Each week, Artful spotlights an art experience or destination that speaks to us right now.
The late painter and Underground Museum founder Noah Davis once opined that the art world is reluctant to engage with anything approaching spirituality. Zoé Whitley, the Chisenhale Gallery director who organized the themed section of the current Frieze Viewing Room, seems to have taken that statement as a challenge. In "Possessions," she assembles a diverse group including artists who make objects as part of a larger spiritual practice as well as those who approach the theme more obliquely or critically.
At one end of the spectrum is the South African "sangoma," or healer, Buhlebezwe Siwani, whose paintings with soap, pigment, and resin on handwoven fabrics (shown by the Portugese gallery Madragoa) relate to rituals around hygiene and cleansing. At the other is the Canadian video artist Vera Frenkel (at Georg Kargl Fine Arts of Vienna), whose 1990/91 video This is Your Messiah Speaking links consumerist and religious drives.

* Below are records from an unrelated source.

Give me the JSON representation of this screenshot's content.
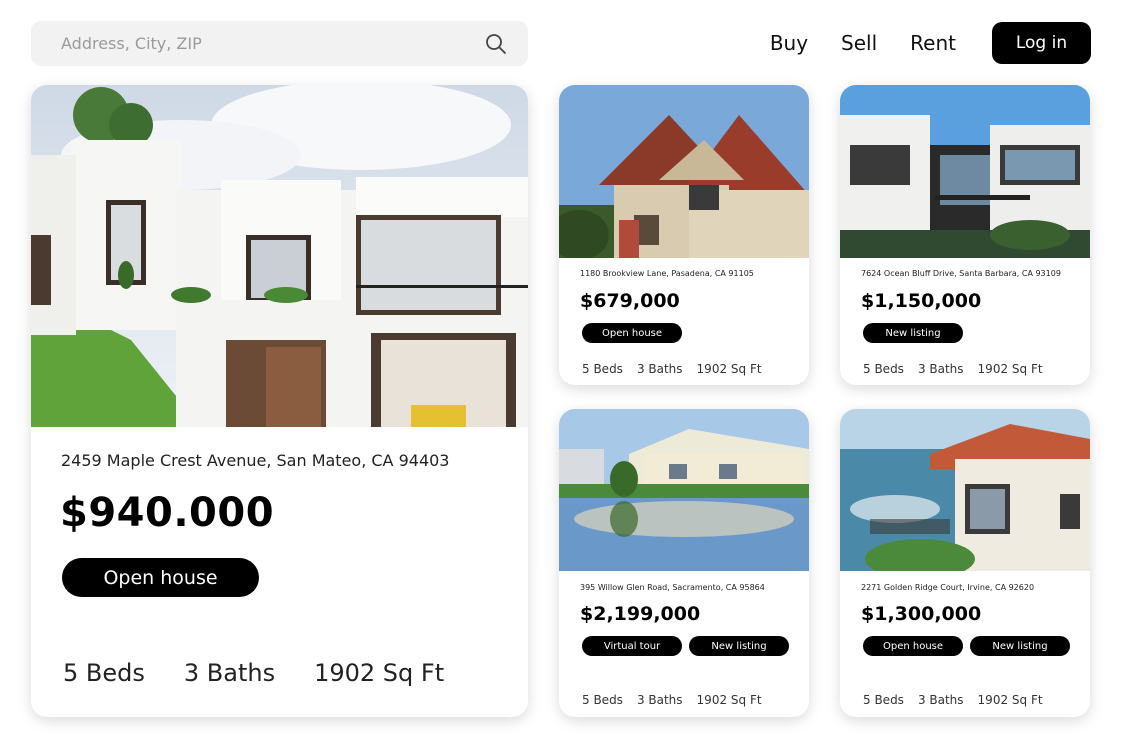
{
  "search": {
    "placeholder": "Address, City, ZIP"
  },
  "nav": {
    "buy": "Buy",
    "sell": "Sell",
    "rent": "Rent",
    "login": "Log in"
  },
  "featured": {
    "address": "2459 Maple Crest Avenue, San Mateo, CA 94403",
    "price": "$940.000",
    "tag": "Open house",
    "beds": "5 Beds",
    "baths": "3 Baths",
    "sqft": "1902 Sq Ft"
  },
  "listings": [
    {
      "address": "1180 Brookview Lane, Pasadena, CA 91105",
      "price": "$679,000",
      "tags": [
        "Open house"
      ],
      "beds": "5 Beds",
      "baths": "3 Baths",
      "sqft": "1902 Sq Ft"
    },
    {
      "address": "7624 Ocean Bluff Drive, Santa Barbara, CA 93109",
      "price": "$1,150,000",
      "tags": [
        "New listing"
      ],
      "beds": "5 Beds",
      "baths": "3 Baths",
      "sqft": "1902 Sq Ft"
    },
    {
      "address": "395 Willow Glen Road, Sacramento, CA 95864",
      "price": "$2,199,000",
      "tags": [
        "Virtual tour",
        "New listing"
      ],
      "beds": "5 Beds",
      "baths": "3 Baths",
      "sqft": "1902 Sq Ft"
    },
    {
      "address": "2271 Golden Ridge Court, Irvine, CA 92620",
      "price": "$1,300,000",
      "tags": [
        "Open house",
        "New listing"
      ],
      "beds": "5 Beds",
      "baths": "3 Baths",
      "sqft": "1902 Sq Ft"
    }
  ],
  "icons": {
    "search": "search-icon"
  },
  "colors": {
    "button_bg": "#000000",
    "search_bg": "#f2f2f2",
    "page_bg": "#ffffff"
  }
}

Other highlights include the Mumbai-born, London-based artist Prafulla Mohanti, who has been staging painting-performances rooted in Tantra since the 1960s and is showing luminous abstractions at Jhaveri Contemporary, and the photographer Lucia Koch, whose shots of empty, windowed storage spaces (at Christopher Grimes Projects) suggest makeshift chapels. Look for hints of the theme in other areas of the fair as well, such as Drawing Center Executive Director Laura Hoptman's "Spotlight" section of Frieze Masters, where Rubem Valentim's abstract paintings based on Afro-Brazilian deities can be found along with the cigar-band collages of the self-declared healer Felipe Jesús Consalvos.